The goal is to analyze the data and to present the results so that someone who had not had a statistics course could understand them. For example, if you use the median as a descriptive statistic you would need to briefly explain to the reader what the median is and why you chose it. When you report the p-value of a hypothesis test you need to explain what it means, and why you would probably accept or reject the null hypothesis. You don't need to explain how the tests of hypotheses work, but you do need to explain what the assumptions are.

The project will have to address five main questions:

1) What question are you trying to answer? (e.g. Can the height of students be used to predict how far
                  someone can jump

2) Why is this question of interest? (e.g. In grade school one of the tests in gym class is to see how far
                  you can jump. Is this fair to people who are short?

3) How was the data gathered, and what limitations does this imply? How would you overcome these
                 limitations. (e.g. Only students in the fifth period gym class were used, this is bad because…)

4) Describe the two variables individually. (e.g. The average height was… Jumping distance was
                  skewed right….

5) Describe the relationship between the variables. (e.g. The jumping distance is estimated to increase
                 by …for each additional inch of height…

The paper should be typed, using complete sentences, and transition between the various sections. If you are using data collected by someone else, reference the source appropriately. The paper should be between 3 and 5 pages long, excluding any graphs.
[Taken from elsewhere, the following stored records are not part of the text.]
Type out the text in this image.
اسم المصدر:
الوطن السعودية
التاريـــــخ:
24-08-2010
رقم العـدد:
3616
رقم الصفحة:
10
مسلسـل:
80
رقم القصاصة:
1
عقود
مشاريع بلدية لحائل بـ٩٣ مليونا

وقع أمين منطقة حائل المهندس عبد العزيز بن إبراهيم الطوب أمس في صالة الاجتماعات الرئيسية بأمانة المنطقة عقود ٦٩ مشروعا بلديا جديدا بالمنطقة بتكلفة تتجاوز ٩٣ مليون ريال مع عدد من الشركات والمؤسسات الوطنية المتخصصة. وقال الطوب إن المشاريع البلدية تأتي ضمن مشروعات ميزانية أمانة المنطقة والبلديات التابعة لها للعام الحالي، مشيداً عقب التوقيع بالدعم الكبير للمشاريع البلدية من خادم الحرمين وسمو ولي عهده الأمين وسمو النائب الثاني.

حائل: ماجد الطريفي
You should plan on having a friend read over both the assignment and project before handing them in to make sure you have answered the questions.

In the past, students have chosen inappropriate data (not continuous for example) or done the analysis in reverse (predicted x from y instead of y from x). Both of these are grounds for failing the project outright. Forgetting to answer several of the questions also results in low grades.


            3) If the data comes from a sample:
Define the desired target population and describe how the sample was collected. If you were not able to sample from the desired population, state what differences you might expect between the population that was actually sampled from and the desired target population. If you were not able to take a simple random sample from the population, discuss how the sampling could be improved if you were allowed more money and time.

If the data comes from an experiment: Describe how the experiment was carried out, describe any sources of extra variation (e.g. changing temperature, different people making the measurements, etc...). Did you try to control these? Discuss how the experiment could be improved if you were allowed (more) money and time.

If the data is census data or fixed measurement (e.g. area of states or reported death rates): Describe how the measurements were gathered, how these measurements have changed over time, what some alternate census levels are (e.g. State vs. PMSA), whether it seems to be reasonable that these results will be the same in the future, and whether the variables need to be adjusted to remove the effects of other variables such as total population or cost of living.

4) When describing the variables individually, give the appropriate plots and descriptive statistics to succinctly, but thoroughly describe the data. That is, decide which of the graphs and statistics best describe the data to the reader. Give the reader help in interpreting the graphs and statistics by telling them what they should be seeing.

If the data is from an experiment or sample, construct confidence intervals for the means of the variables. Interpret them and say if we can trust these intervals or not (that is, are the assumptions met).

5) The Model: Fit a linear regression model to your data. Be sure to state what model you are attempting to fit to the data in terms of the variables you are using.

Statistics: The report of the regression you performed should include the following statistics: the estimated regression line, a confidence interval for the slope, the p-value for testing that the slope is zero, the coefficient of determination (r2) , and the standard error about the line (square root of MSE). Make sure and tell the reader why these statistics should be useful to them, and interpret them in the context of your data set.

Graphics: Give the scatter plot of the data with the regression line.

Assumptions: Check the assumptions needed for the regression. If the assumptions are not met, then don’t forget to point out to the reader that they can’t entirely trust the confidence intervals and hypothesis tests you found when performing the regression. If you find any outliers, see if they have a significant effect on your results by running the regression again without them and seeing if your regression line changes much.

Finally, Don’t forget to include a short summary at the end of your paper to tie everything together!